Adding steps to a workflow
New steps can be added to the Rmd file of a workflow by inserting new R Markdown code chunks starting and ending with the usual appendStep<-
syntax and then creating a new
SYSargsList
instance with importWF
that contain the new step(s). To add steps to a pre-populated SYSargsList
object, one can use the after
argument of the appendStep<-
function. The following example will add a new step after position 3 to the corresponding sal
object. This can be useful if a longer workflow has already been completed and
one only wants to make some refinements without re-running the entire workflow.
appendStep(sal, after=3) <- << my_step_code >>
Submit workflow from command-line to cluster
In addition to running workflows within interactive R sessions, after logging in to a computer node with srun
, one
can execute them entirely from the command-line by including the relevant workflow run instructions in an R script.

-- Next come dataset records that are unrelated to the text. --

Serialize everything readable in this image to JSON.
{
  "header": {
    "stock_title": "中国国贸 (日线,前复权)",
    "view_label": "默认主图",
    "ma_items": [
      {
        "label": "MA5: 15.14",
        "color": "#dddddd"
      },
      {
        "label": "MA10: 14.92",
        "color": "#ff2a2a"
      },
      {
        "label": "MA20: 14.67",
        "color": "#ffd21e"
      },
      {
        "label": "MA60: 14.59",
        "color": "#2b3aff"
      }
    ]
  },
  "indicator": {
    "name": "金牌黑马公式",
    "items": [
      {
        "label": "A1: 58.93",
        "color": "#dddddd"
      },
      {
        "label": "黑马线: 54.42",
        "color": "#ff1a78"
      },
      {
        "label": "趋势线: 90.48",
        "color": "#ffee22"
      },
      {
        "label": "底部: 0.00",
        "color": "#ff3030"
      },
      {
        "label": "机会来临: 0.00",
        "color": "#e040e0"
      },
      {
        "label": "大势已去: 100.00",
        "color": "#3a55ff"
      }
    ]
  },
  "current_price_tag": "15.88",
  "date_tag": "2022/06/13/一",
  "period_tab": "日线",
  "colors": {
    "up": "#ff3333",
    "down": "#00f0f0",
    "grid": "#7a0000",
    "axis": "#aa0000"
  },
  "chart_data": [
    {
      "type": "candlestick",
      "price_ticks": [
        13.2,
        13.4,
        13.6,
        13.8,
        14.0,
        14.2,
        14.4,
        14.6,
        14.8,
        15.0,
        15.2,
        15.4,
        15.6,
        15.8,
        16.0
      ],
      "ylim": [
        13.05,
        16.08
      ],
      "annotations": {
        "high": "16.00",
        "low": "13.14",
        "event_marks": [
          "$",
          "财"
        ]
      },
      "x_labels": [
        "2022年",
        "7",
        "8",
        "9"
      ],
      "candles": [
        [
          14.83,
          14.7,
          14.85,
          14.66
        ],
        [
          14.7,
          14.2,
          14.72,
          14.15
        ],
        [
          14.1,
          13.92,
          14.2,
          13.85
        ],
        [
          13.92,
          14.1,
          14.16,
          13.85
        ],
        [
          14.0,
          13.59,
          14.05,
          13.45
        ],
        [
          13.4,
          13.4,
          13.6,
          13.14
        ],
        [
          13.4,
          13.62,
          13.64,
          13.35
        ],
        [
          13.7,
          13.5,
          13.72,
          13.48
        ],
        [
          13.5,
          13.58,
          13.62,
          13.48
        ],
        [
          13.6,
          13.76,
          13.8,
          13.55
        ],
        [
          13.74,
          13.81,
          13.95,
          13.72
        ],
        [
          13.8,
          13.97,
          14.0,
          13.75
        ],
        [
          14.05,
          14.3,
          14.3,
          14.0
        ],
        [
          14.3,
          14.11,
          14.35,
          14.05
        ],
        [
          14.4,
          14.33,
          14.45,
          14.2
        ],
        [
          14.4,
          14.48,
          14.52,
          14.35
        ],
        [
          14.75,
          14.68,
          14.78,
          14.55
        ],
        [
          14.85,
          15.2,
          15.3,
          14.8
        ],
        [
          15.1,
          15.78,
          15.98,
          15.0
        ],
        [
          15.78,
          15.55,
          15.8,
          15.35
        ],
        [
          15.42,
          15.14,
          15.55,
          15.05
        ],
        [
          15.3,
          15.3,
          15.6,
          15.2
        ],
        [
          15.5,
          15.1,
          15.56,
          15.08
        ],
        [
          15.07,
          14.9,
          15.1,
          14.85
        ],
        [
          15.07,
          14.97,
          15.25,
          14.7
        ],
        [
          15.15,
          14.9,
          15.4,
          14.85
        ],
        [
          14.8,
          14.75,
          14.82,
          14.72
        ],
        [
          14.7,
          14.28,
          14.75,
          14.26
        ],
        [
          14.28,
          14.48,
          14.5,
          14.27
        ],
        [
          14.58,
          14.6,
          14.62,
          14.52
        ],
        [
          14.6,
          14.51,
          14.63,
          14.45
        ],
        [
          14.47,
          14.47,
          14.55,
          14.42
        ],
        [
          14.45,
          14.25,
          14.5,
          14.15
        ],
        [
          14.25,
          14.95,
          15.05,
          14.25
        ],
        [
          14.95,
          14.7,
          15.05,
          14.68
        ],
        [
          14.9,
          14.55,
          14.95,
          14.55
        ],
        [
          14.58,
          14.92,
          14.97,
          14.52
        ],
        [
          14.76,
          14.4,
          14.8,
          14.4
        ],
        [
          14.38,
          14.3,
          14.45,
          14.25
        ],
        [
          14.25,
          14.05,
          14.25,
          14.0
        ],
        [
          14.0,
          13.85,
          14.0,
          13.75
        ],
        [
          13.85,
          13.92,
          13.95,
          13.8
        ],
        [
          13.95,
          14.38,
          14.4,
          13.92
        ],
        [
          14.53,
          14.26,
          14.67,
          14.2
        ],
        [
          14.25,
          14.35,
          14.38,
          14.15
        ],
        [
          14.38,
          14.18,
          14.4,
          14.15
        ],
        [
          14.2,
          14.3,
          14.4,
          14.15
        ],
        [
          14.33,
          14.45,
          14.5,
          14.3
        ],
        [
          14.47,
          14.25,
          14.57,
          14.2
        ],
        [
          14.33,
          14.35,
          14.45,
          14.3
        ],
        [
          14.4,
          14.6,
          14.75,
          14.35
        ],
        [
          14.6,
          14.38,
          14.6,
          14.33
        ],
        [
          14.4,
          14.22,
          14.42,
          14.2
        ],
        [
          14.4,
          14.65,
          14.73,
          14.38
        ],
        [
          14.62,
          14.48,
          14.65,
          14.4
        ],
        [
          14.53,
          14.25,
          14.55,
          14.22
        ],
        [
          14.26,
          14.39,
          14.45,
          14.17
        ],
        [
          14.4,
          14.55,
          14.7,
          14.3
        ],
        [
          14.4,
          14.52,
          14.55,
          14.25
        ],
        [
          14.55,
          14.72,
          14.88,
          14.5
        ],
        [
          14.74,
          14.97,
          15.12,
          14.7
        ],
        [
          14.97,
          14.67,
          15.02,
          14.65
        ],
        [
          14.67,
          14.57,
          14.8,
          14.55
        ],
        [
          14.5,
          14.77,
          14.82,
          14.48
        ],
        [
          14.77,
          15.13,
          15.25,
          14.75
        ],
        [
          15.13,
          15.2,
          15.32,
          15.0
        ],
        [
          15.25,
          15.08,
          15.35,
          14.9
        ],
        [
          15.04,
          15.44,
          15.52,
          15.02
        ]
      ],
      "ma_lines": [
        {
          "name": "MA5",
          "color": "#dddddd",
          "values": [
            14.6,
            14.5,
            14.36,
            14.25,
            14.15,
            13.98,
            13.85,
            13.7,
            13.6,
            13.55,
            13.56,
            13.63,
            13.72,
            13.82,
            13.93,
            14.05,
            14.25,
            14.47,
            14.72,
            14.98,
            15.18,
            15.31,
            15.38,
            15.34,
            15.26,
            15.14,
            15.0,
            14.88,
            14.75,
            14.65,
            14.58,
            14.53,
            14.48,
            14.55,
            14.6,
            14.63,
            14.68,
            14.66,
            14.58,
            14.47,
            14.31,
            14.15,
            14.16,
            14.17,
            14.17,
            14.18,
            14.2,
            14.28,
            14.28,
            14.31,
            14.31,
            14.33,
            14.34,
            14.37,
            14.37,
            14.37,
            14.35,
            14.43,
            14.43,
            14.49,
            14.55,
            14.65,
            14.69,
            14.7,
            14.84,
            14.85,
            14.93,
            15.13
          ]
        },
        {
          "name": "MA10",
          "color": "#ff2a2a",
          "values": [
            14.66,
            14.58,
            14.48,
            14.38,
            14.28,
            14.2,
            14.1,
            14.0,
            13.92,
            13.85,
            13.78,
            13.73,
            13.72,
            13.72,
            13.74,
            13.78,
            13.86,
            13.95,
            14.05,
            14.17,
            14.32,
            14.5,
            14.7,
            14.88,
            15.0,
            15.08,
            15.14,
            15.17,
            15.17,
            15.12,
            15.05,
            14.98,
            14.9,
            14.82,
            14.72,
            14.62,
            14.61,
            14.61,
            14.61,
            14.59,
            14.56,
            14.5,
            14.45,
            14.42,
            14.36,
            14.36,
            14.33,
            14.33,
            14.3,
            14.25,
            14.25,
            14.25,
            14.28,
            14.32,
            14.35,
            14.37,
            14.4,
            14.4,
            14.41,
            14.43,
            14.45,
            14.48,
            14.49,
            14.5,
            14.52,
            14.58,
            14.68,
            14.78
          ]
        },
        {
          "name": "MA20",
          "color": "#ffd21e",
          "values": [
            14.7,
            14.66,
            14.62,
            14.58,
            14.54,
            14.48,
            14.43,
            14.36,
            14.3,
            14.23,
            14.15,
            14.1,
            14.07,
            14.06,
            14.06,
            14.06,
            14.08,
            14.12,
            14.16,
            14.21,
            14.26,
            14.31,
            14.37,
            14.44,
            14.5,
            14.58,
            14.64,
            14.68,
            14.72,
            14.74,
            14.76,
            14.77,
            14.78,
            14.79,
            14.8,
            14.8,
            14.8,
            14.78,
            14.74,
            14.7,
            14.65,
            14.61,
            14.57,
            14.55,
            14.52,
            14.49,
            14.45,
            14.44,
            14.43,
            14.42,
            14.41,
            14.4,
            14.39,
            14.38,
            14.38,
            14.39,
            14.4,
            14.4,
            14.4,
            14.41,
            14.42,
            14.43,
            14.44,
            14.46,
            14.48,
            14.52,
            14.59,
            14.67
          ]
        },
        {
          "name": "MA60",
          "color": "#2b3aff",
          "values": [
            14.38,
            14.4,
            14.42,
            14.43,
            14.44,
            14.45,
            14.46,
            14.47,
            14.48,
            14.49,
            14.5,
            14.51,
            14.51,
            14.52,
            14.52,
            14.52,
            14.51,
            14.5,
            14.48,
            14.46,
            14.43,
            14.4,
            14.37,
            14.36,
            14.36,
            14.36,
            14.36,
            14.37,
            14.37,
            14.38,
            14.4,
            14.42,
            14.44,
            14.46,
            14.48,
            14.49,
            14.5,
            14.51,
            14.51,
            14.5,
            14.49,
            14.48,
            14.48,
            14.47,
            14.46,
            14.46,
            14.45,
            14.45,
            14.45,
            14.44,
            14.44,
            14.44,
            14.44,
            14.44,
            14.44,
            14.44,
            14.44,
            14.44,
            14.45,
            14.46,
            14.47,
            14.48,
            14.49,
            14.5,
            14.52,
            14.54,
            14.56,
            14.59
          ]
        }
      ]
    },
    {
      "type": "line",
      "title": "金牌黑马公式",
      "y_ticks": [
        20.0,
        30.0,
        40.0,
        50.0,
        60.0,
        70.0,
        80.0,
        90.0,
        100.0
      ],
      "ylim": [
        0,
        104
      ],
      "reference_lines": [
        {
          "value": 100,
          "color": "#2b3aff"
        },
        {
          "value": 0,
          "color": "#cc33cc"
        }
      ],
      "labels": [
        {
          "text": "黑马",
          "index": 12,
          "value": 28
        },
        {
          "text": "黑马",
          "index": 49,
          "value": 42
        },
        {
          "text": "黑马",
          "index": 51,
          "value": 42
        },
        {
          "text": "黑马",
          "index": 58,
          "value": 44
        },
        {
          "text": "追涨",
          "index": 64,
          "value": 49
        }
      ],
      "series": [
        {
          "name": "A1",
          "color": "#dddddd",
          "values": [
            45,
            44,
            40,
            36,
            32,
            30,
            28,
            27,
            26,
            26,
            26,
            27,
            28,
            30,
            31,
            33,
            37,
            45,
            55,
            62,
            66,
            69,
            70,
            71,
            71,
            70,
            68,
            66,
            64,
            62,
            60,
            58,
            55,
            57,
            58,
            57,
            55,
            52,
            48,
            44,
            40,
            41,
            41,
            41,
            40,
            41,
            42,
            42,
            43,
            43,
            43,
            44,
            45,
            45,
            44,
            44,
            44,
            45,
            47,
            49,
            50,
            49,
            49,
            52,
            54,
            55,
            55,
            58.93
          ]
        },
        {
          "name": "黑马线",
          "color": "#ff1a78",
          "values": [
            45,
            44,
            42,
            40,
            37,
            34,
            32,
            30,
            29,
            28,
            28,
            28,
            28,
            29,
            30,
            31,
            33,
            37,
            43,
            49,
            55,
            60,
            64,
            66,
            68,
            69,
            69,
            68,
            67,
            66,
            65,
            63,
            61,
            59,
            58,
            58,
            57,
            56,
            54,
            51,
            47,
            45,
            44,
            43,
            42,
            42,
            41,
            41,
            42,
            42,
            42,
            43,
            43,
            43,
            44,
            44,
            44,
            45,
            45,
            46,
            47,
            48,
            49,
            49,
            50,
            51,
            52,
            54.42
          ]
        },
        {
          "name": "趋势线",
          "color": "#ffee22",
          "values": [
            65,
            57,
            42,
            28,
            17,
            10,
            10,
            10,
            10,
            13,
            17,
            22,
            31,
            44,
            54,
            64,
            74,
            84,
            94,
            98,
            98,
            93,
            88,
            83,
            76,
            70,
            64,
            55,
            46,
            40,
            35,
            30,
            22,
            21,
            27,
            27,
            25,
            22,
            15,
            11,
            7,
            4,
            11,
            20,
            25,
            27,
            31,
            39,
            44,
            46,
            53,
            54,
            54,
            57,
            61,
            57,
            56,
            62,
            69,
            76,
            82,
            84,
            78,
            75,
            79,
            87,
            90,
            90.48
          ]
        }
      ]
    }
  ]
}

The R script can then be submitted via a Slurm submission script to the cluster. The following gives an example for the
RNA-Seq workflow (ChIP-Seq version requires only minor adjustments). Additional details on this topic are available in
the corresponding section of systemPipeR
’s introductory tutorial
here.
- R script: wf_run_script.R
- Slurm submission script: wf_run_script.sh
To test this out, users can generate in their user account of the cluster a workflow environment populated with the toy data
as outlined here). After
this, it is best to create within the workflow directory a subdirectory, e.g. called cl_sbatch_run
, and then save the above
two files (*.R
and *.sh
) to this subdirectory. Next, the parameters in both files need to be adjusted to match the type of workflow and
the required computing resources. This includes the name of the Rmd
file and scheduler resource settings such as:
partition
, Njobs
, walltime
, memory
, etc. After all relevant settings have been set correctly, one can
execute the workflow with sbatch
within the cl_sbatch_run
directory as follows:
sbatch wf_run_script.sh
Note, some users might need to replace in the root directory of their workflow the default batchtools.slurm.tmpl
file with this upated version here. Alterntively, changing in the wf_run_script.R
“gen242” to “epyc” under the partition
argument will also work. After the submission to the cluster, one usually should check its status and progress with squeue -u <username>
as well as
by monitoring the content of the slurm-<jobid>.out
file generated by the scheduler in the same directory. This file
contains most of the STDOUT
and STDERROR
generated by a cluster job. Once everything is working on the toy data, users can run the workflow on the real data the same way.
Detailed step-by-step instruction for running the workflows from the command-line are provided in this wf_run_from_cl.R script.